Прежде чем ответить, Сольвейг вытащила что‑то из‑под подушки.

– Это мне подарил папа, – сказала она.

Это была маленькая, выкрашенная в зеленый цвет ботанизирка[6] на ремне.

– А это мне мама подарила.

Это была кукла с льняными волосами, нарисованными на фарфоровой головке. Хотя кукла была очень грязная, я тотчас узнала белое ситцевое платье в светло‑голубой цветочек и шелковые ленты. Это была Герда.

Я ужасно покраснела, и мне сдавило горло. У меня было чувство, будто я совершила какой‑то ужасный проступок; я не смела поднять глаз, не смела вымолвить слова.

В эту минуту вошла жена сапожника. Увидев мое пылающее лицо, она быстро забрала куклу.

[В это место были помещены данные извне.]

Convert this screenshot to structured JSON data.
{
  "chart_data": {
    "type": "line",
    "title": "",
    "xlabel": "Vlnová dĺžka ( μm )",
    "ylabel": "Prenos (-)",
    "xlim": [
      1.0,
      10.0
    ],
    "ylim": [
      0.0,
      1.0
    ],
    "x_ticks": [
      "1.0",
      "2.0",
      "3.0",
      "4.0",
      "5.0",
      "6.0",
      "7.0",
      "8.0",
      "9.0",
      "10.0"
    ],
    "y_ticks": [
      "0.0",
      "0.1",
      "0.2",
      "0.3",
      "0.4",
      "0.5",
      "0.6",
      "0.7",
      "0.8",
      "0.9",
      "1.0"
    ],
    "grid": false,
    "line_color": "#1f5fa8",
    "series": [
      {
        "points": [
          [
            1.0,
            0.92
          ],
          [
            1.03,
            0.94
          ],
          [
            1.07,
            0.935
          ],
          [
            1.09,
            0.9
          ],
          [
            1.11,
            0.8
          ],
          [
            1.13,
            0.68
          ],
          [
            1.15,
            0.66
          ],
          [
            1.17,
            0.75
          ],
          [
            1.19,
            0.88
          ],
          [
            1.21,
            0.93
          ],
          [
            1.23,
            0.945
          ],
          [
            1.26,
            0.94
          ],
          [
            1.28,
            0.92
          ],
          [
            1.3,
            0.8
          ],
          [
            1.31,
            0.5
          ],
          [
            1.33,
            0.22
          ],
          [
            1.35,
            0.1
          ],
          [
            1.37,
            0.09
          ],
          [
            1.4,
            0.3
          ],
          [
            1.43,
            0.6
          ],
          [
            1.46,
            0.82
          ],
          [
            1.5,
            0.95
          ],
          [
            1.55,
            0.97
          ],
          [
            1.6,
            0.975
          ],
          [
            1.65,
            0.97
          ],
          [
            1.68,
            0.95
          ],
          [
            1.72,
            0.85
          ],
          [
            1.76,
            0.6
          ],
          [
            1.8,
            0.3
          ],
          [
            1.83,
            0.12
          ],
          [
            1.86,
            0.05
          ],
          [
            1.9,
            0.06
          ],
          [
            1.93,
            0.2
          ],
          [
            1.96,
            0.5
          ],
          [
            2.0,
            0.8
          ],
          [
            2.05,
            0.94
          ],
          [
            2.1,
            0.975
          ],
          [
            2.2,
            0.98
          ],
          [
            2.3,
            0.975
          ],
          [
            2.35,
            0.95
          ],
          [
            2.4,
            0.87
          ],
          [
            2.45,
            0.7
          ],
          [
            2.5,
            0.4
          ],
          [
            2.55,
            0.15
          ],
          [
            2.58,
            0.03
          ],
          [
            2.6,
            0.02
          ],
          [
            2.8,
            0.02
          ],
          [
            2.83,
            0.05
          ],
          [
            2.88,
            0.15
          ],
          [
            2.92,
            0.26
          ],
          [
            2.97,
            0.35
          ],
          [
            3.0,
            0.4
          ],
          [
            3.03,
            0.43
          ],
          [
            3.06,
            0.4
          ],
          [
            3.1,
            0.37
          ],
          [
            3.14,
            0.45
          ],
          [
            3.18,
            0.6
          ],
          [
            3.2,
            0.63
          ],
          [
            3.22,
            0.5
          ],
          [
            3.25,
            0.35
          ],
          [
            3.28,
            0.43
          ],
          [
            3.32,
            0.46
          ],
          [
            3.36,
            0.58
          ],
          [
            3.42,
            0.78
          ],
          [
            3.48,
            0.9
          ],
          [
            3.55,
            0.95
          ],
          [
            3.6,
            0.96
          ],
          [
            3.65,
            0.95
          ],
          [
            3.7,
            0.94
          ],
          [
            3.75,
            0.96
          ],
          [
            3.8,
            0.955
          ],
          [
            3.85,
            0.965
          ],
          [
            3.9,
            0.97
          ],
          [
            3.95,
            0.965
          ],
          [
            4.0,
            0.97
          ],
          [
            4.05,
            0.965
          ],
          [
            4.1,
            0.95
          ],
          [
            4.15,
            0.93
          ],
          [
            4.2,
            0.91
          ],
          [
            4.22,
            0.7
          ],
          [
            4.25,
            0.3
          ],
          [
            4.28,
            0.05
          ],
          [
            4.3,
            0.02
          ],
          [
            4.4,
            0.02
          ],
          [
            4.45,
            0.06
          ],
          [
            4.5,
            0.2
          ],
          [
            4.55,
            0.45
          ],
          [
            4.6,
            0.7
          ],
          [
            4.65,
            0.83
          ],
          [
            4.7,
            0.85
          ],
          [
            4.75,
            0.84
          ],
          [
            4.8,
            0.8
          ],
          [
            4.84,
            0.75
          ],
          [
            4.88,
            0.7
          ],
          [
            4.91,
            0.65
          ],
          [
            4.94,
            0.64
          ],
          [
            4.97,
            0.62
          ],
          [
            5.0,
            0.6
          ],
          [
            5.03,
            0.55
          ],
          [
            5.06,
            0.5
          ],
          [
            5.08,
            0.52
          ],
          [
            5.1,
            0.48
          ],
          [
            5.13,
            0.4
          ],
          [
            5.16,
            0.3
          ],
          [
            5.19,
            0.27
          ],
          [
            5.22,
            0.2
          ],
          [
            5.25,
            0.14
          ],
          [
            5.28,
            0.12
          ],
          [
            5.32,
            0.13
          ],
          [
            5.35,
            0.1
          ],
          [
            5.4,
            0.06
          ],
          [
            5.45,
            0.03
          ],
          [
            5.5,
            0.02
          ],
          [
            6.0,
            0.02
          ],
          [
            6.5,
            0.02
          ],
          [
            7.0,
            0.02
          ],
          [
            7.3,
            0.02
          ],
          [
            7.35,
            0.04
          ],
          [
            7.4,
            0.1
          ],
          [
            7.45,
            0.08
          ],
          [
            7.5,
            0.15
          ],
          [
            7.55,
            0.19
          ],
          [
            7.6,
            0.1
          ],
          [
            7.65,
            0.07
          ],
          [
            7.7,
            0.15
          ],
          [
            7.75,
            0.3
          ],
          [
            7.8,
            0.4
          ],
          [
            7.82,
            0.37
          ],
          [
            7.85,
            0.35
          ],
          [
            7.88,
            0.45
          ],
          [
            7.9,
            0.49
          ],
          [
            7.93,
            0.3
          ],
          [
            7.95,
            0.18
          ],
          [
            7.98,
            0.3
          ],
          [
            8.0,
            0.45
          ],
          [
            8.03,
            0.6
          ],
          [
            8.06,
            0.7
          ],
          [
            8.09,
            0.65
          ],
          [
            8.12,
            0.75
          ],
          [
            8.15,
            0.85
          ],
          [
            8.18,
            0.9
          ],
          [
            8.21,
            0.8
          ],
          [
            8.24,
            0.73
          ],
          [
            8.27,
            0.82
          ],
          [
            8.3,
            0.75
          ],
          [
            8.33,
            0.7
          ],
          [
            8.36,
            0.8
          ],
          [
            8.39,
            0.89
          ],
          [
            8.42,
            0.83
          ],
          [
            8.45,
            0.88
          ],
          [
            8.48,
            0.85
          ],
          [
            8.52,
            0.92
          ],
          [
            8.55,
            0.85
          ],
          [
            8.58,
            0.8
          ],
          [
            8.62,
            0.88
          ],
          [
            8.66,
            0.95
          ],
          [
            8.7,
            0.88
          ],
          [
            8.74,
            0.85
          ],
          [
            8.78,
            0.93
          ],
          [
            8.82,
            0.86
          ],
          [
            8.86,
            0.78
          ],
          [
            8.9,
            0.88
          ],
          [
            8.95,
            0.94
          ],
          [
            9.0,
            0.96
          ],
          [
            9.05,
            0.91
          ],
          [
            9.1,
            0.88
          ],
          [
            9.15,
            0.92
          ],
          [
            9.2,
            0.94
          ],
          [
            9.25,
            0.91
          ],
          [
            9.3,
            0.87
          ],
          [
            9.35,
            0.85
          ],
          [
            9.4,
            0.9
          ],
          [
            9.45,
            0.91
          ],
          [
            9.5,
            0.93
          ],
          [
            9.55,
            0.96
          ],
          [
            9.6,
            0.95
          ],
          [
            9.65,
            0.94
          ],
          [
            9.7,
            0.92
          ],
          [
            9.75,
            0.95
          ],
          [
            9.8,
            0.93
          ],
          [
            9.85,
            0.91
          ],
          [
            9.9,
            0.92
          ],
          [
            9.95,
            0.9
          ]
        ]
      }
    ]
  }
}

– Нашла что показывать девочке из господского дома, – сказала она, пытаясь улыбнуться. – У тебя, поди, куклы почище этой найдутся.

Я бросила на нее мимолетный взгляд. Глаза ее бегали, и она так странно сжимала губы над беззубым ртом! А потом уже совершенно другим голосом – слащавым и вкрадчивым, – который заставил меня содрогнуться от смутного ужаса и отвращения, она сказала:

– Да ты, верно, совсем другими куклами играешь, а бедняжке Сольвейг и эта хороша. Потому‑то я и сторговала эту куклу за две кроны у Вольмана.